Pittsburgh, Penn.,-based singer-songwriter Brooke Annibale's third album, Silence Worth Breaking, is a revelation. A little bit of everything, the record easily slides into the realms of pop, rock, folk, Americana and soul, and all the while, the progression between songs is organic rather than schizophrenic.
This album is thought-provoking without being pompous, and it's one of those rare albums whose content lives up to its title.
Lyrically, Annibale dodges the stereotypical singer-songwriter landmine of focusing solely on romantic relationships, instead broadening her landscape to include songs that communicate hard truths, like accepting the past and learning to stand up for yourself.

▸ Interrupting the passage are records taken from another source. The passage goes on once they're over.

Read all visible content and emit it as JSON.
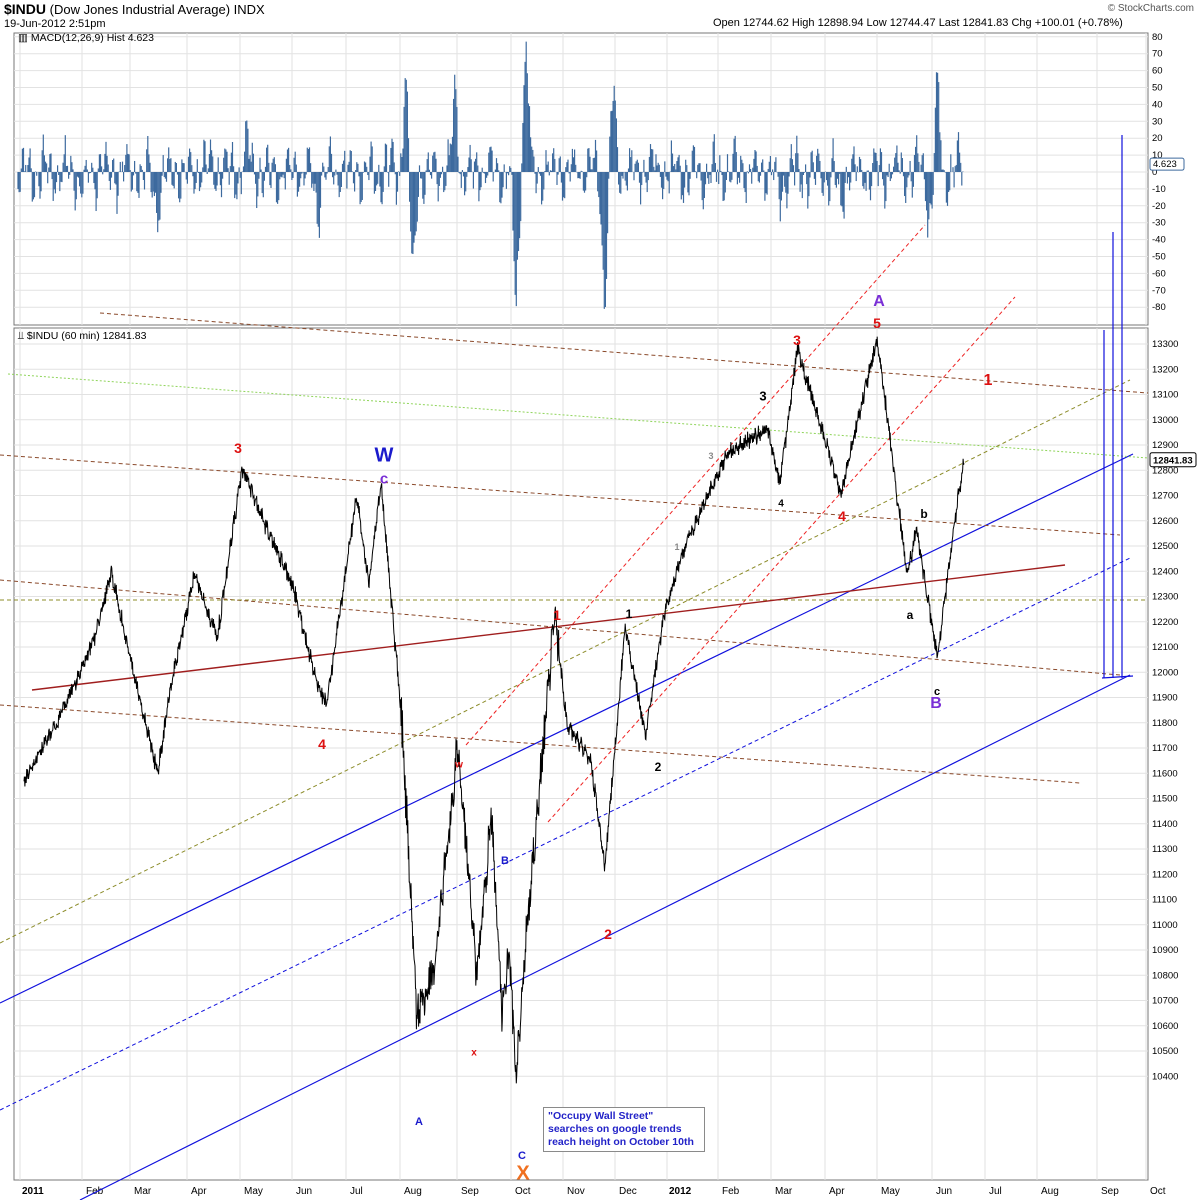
{
  "header": {
    "symbol": "$INDU",
    "name": "(Dow Jones Industrial Average) INDX",
    "date": "19-Jun-2012 2:51pm",
    "ohlc": "Open 12744.62  High 12898.94  Low 12744.47  Last 12841.83  Chg +100.01 (+0.78%)",
    "logo": "© StockCharts.com"
  },
  "colors": {
    "price": "#000000",
    "macd_hist": "#3d6a9e",
    "red_label": "#dd1111",
    "blue_label": "#1a1acc",
    "purple_label": "#7a2fd6",
    "orange_label": "#f07020",
    "black_label": "#000000",
    "blue_channel": "#1010dd",
    "red_channel": "#ee2222",
    "brown_line": "#8b4a2b",
    "maroon_line": "#a01e1e",
    "green_line": "#8fd45a",
    "olive_line": "#8c8c2a"
  },
  "macd_panel": {
    "title": "MACD(12,26,9) Hist 4.623",
    "last_value": "4.623",
    "yticks": [
      "80",
      "70",
      "60",
      "50",
      "40",
      "30",
      "20",
      "10",
      "0",
      "-10",
      "-20",
      "-30",
      "-40",
      "-50",
      "-60",
      "-70",
      "-80"
    ]
  },
  "price_panel": {
    "title": "$INDU (60 min) 12841.83",
    "last_value": "12841.83",
    "yticks": [
      "13300",
      "13200",
      "13100",
      "13000",
      "12900",
      "12800",
      "12700",
      "12600",
      "12500",
      "12400",
      "12300",
      "12200",
      "12100",
      "12000",
      "11900",
      "11800",
      "11700",
      "11600",
      "11500",
      "11400",
      "11300",
      "11200",
      "11100",
      "11000",
      "10900",
      "10800",
      "10700",
      "10600",
      "10500",
      "10400"
    ]
  },
  "x_axis": {
    "labels": [
      "2011",
      "Feb",
      "Mar",
      "Apr",
      "May",
      "Jun",
      "Jul",
      "Aug",
      "Sep",
      "Oct",
      "Nov",
      "Dec",
      "2012",
      "Feb",
      "Mar",
      "Apr",
      "May",
      "Jun",
      "Jul",
      "Aug",
      "Sep",
      "Oct"
    ]
  },
  "wave_labels": [
    {
      "text": "3",
      "color": "red",
      "size": 14
    },
    {
      "text": "W",
      "color": "blue",
      "size": 20
    },
    {
      "text": "c",
      "color": "purple",
      "size": 15
    },
    {
      "text": "4",
      "color": "red",
      "size": 14
    },
    {
      "text": "w",
      "color": "red",
      "size": 10
    },
    {
      "text": "x",
      "color": "red",
      "size": 10
    },
    {
      "text": "A",
      "color": "blue",
      "size": 11
    },
    {
      "text": "B",
      "color": "blue",
      "size": 11
    },
    {
      "text": "C",
      "color": "blue",
      "size": 11
    },
    {
      "text": "X",
      "color": "orange",
      "size": 20
    },
    {
      "text": "1",
      "color": "red",
      "size": 14
    },
    {
      "text": "2",
      "color": "red",
      "size": 14
    },
    {
      "text": "1",
      "color": "black",
      "size": 12
    },
    {
      "text": "2",
      "color": "black",
      "size": 12
    },
    {
      "text": "1",
      "color": "gray",
      "size": 9
    },
    {
      "text": "3",
      "color": "gray",
      "size": 9
    },
    {
      "text": "3",
      "color": "black",
      "size": 13
    },
    {
      "text": "4",
      "color": "black",
      "size": 10
    },
    {
      "text": "3",
      "color": "red",
      "size": 14
    },
    {
      "text": "4",
      "color": "red",
      "size": 14
    },
    {
      "text": "A",
      "color": "purple",
      "size": 16
    },
    {
      "text": "5",
      "color": "red",
      "size": 14
    },
    {
      "text": "1",
      "color": "red",
      "size": 16
    },
    {
      "text": "b",
      "color": "black",
      "size": 12
    },
    {
      "text": "a",
      "color": "black",
      "size": 12
    },
    {
      "text": "c",
      "color": "black",
      "size": 11
    },
    {
      "text": "B",
      "color": "purple",
      "size": 16
    }
  ],
  "annotation": {
    "text": "\"Occupy Wall Street\" searches on google trends reach height on October 10th"
  },
  "chart_data": {
    "type": "line",
    "title": "$INDU (Dow Jones Industrial Average) INDX",
    "interval": "60 min",
    "x_range": [
      "2011-01",
      "2012-10"
    ],
    "ylim": [
      10400,
      13350
    ],
    "grid": true,
    "series": [
      {
        "name": "$INDU (60 min)",
        "points": [
          [
            "2011-01-03",
            11570
          ],
          [
            "2011-01-20",
            11810
          ],
          [
            "2011-02-08",
            12130
          ],
          [
            "2011-02-18",
            12400
          ],
          [
            "2011-03-01",
            12050
          ],
          [
            "2011-03-16",
            11600
          ],
          [
            "2011-03-22",
            11900
          ],
          [
            "2011-04-05",
            12390
          ],
          [
            "2011-04-18",
            12130
          ],
          [
            "2011-05-02",
            12810
          ],
          [
            "2011-05-18",
            12550
          ],
          [
            "2011-06-01",
            12350
          ],
          [
            "2011-06-15",
            11950
          ],
          [
            "2011-06-20",
            11870
          ],
          [
            "2011-07-07",
            12700
          ],
          [
            "2011-07-14",
            12350
          ],
          [
            "2011-07-21",
            12750
          ],
          [
            "2011-08-02",
            11800
          ],
          [
            "2011-08-10",
            10650
          ],
          [
            "2011-08-19",
            10800
          ],
          [
            "2011-08-31",
            11610
          ],
          [
            "2011-09-01",
            11720
          ],
          [
            "2011-09-12",
            10800
          ],
          [
            "2011-09-20",
            11450
          ],
          [
            "2011-09-26",
            10650
          ],
          [
            "2011-09-30",
            10900
          ],
          [
            "2011-10-04",
            10400
          ],
          [
            "2011-10-10",
            10950
          ],
          [
            "2011-10-27",
            12230
          ],
          [
            "2011-11-03",
            11800
          ],
          [
            "2011-11-17",
            11650
          ],
          [
            "2011-11-25",
            11230
          ],
          [
            "2011-12-07",
            12180
          ],
          [
            "2011-12-19",
            11750
          ],
          [
            "2011-12-30",
            12220
          ],
          [
            "2012-01-10",
            12470
          ],
          [
            "2012-02-06",
            12870
          ],
          [
            "2012-02-28",
            12960
          ],
          [
            "2012-03-06",
            12750
          ],
          [
            "2012-03-16",
            13280
          ],
          [
            "2012-04-10",
            12710
          ],
          [
            "2012-05-01",
            13320
          ],
          [
            "2012-05-18",
            12380
          ],
          [
            "2012-05-23",
            12570
          ],
          [
            "2012-06-04",
            12060
          ],
          [
            "2012-06-13",
            12560
          ],
          [
            "2012-06-19",
            12841.83
          ]
        ]
      },
      {
        "name": "MACD(12,26,9) Hist",
        "note": "hourly histogram oscillating between about -80 and +80",
        "points": [
          [
            "2011-02-02",
            -14
          ],
          [
            "2011-03-16",
            -20
          ],
          [
            "2011-05-05",
            20
          ],
          [
            "2011-06-15",
            -25
          ],
          [
            "2011-08-04",
            55
          ],
          [
            "2011-08-08",
            -60
          ],
          [
            "2011-08-31",
            48
          ],
          [
            "2011-10-04",
            -80
          ],
          [
            "2011-10-10",
            80
          ],
          [
            "2011-11-25",
            -70
          ],
          [
            "2011-11-30",
            50
          ],
          [
            "2012-03-06",
            -20
          ],
          [
            "2012-04-10",
            -25
          ],
          [
            "2012-05-31",
            -30
          ],
          [
            "2012-06-04",
            48
          ],
          [
            "2012-06-19",
            4.623
          ]
        ]
      }
    ],
    "trendlines": "channel and trend lines as drawn on chart (blue, red dashed, brown dashed, green dotted, olive dashed, maroon)"
  }
}
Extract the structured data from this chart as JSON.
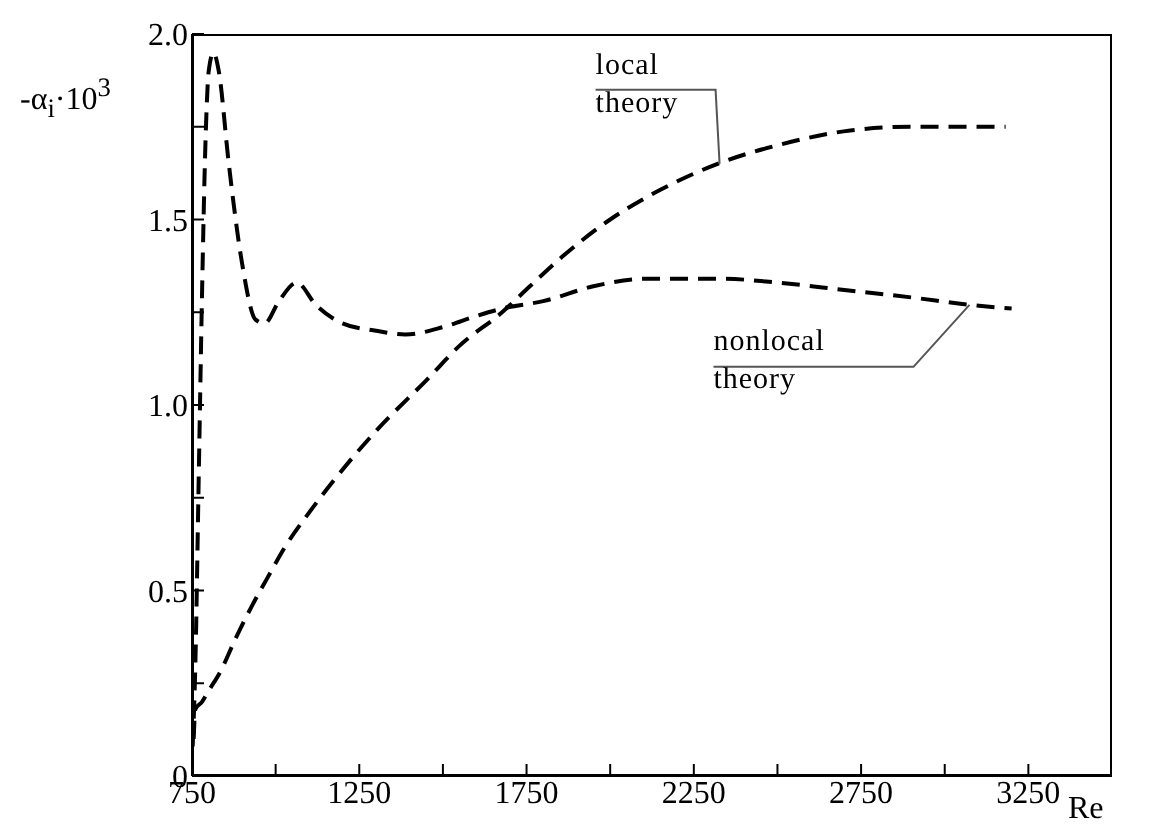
{
  "chart_data": {
    "type": "line",
    "xlabel": "Re",
    "ylabel": "-α$_{i}$·10$^{3}$",
    "xlim": [
      750,
      3500
    ],
    "ylim": [
      0,
      2.0
    ],
    "xticks": [
      750,
      {
        "value": 1000,
        "label": null
      },
      1250,
      {
        "value": 1500,
        "label": null
      },
      1750,
      {
        "value": 2000,
        "label": null
      },
      2250,
      {
        "value": 2500,
        "label": null
      },
      2750,
      {
        "value": 3000,
        "label": null
      },
      3250
    ],
    "yticks": [
      0,
      {
        "value": 0.25,
        "label": null
      },
      0.5,
      {
        "value": 0.75,
        "label": null
      },
      {
        "value": 1.0,
        "label": "1.0"
      },
      {
        "value": 1.25,
        "label": null
      },
      1.5,
      {
        "value": 1.75,
        "label": null
      },
      {
        "value": 2.0,
        "label": "2.0"
      }
    ],
    "line_style": "dashed",
    "marker": "none",
    "annotations": [
      {
        "text": "local theory",
        "x": 2327,
        "y": 1.65
      },
      {
        "text": "nonlocal theory",
        "x": 3074,
        "y": 1.27
      }
    ],
    "series": [
      {
        "color": "#000000",
        "x": [
          755,
          760,
          780,
          800,
          834,
          880,
          930,
          973,
          1030,
          1100,
          1177,
          1300,
          1454,
          1550,
          1677,
          1760,
          1857,
          2000,
          2150,
          2321,
          2500,
          2718,
          2900,
          3050,
          3182
        ],
        "values": [
          0.1,
          0.18,
          0.2,
          0.23,
          0.28,
          0.37,
          0.46,
          0.53,
          0.62,
          0.71,
          0.8,
          0.93,
          1.07,
          1.16,
          1.25,
          1.32,
          1.4,
          1.5,
          1.58,
          1.65,
          1.7,
          1.74,
          1.75,
          1.75,
          1.75
        ]
      },
      {
        "color": "#000000",
        "x": [
          752,
          760,
          770,
          780,
          790,
          800,
          814,
          830,
          860,
          900,
          940,
          967,
          1010,
          1063,
          1120,
          1200,
          1300,
          1388,
          1500,
          1600,
          1677,
          1800,
          1950,
          2100,
          2340,
          2500,
          2700,
          2900,
          3074,
          3200
        ],
        "values": [
          0.08,
          0.3,
          0.8,
          1.3,
          1.7,
          1.9,
          1.95,
          1.9,
          1.65,
          1.38,
          1.23,
          1.22,
          1.28,
          1.33,
          1.27,
          1.22,
          1.2,
          1.19,
          1.21,
          1.24,
          1.26,
          1.28,
          1.32,
          1.34,
          1.34,
          1.33,
          1.31,
          1.29,
          1.27,
          1.26
        ]
      }
    ]
  }
}
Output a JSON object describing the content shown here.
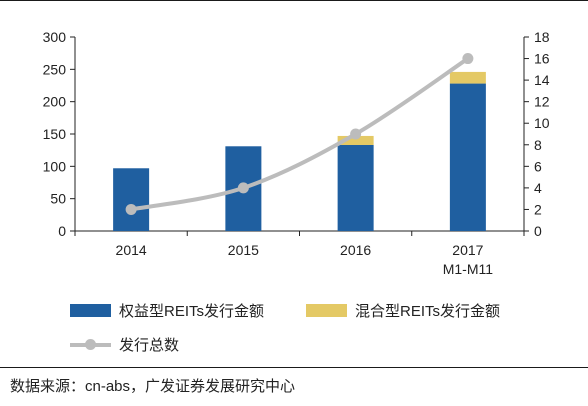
{
  "chart_data": {
    "type": "bar",
    "categories": [
      [
        "2014"
      ],
      [
        "2015"
      ],
      [
        "2016"
      ],
      [
        "2017",
        "M1-M11"
      ]
    ],
    "series": [
      {
        "name": "权益型REITs发行金额",
        "kind": "bar",
        "axis": "left",
        "color": "#1f5fa0",
        "values": [
          97,
          131,
          133,
          228
        ]
      },
      {
        "name": "混合型REITs发行金额",
        "kind": "bar",
        "axis": "left",
        "color": "#e4c965",
        "values": [
          0,
          0,
          14,
          18
        ]
      },
      {
        "name": "发行总数",
        "kind": "line",
        "axis": "right",
        "color": "#bcbcbc",
        "values": [
          2,
          4,
          9,
          16
        ]
      }
    ],
    "yleft": {
      "min": 0,
      "max": 300,
      "ticks": [
        "0",
        "50",
        "100",
        "150",
        "200",
        "250",
        "300"
      ]
    },
    "yright": {
      "min": 0,
      "max": 18,
      "ticks": [
        "0",
        "2",
        "4",
        "6",
        "8",
        "10",
        "12",
        "14",
        "16",
        "18"
      ]
    },
    "stacked": true,
    "grid": false,
    "legend_position": "bottom-left"
  },
  "source": "数据来源：cn-abs，广发证券发展研究中心"
}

She paints one hell of a beautiful picture of a relationship with the natural metaphors she employs in her first single, "Yours and Mine," and the gritty and groovy "Bullseye" makes you pause when she sings lines like, "We're throwing darts in the dark / Trying to hit the bullseye / But nobody knows / What it looks like."
At 23 years old, Annibale's lyrics display an uncommon wisdom, and her observations about life--be it hers or someone else's--are spot-on.
Annibale not only wins points for insightful lyricism, but also for her subtle, yet attention-grabbing vocals. When she isn't channeling Natalie Merchant on the mid-tempo rocker, "The Way it Was," or walking into Brandi Carlile territory on the Americana-tinged, "I Believe," Annibale shines because of the smoky quality of her pipes. Songs like "Under Streetlights" are undeniably catchy, as much for their acoustic-ambient sound (this sucker will burrow into your mind and you won't want it to leave) as they are for Annibale's ability to stay within her range and still hit highs and lows when necessary. "Tryin'" is possibly the best song on the record, despite Annibale barely speaking above a whisper throughout the track. Her broken whispers juxtapose nicely with the powerful lyrical content.
The songs on Silence Worth Breaking are anything but empty, singer-songwriter musings. It's an album worth speaking up about.